Italian citizenship: Walk the walk, but talk the talk too!


Applying for Italian citizenship

Chief Editor: Michael Phillipspassaporto

The Mayor of Minerbio, Lorenzo Minganti, was completely right to stop the process of handing out a citizenship to a person who could neither speak nor read in Italian. Of course race, culture or religion has nothing to do with it and should never be used to deny anyone the right either to apply for permanent residency in any country. At the very least being able to communicate in the native language where expats have taken root must be a pre-requisite, that is, after a certain ‘study’ period. There are many reasons why people move to another country and Bologna with its now 150 nations, up to 60,000 neoBolognese residents, is beginning to feel the impact of this incredible growth.

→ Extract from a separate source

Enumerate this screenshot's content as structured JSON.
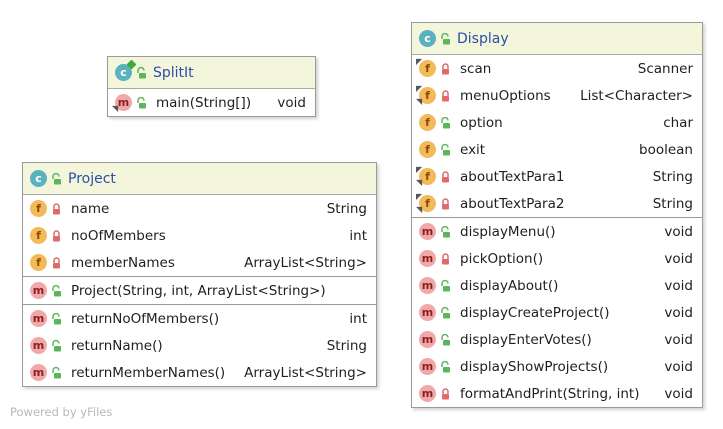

And one of the negative aspects that locals often complain about is when the non-natives don’t speak the lingo. It’s not just a matter of morals or cultural obligations but an act of simple courtesy. Huge benefits and opportunities can fly by in the face of not being able to communicate. Furthermore, it also sets a terrible example to younger people and kids as it can be misconstrued that the ‘new’ language may not be as beautiful, which in turn can be arrogant. Therefore, we really need to encourage our foreign born friends, neighbors and family members to try a bit harder. There’s really no excuse for living here and not being able to talk the talk.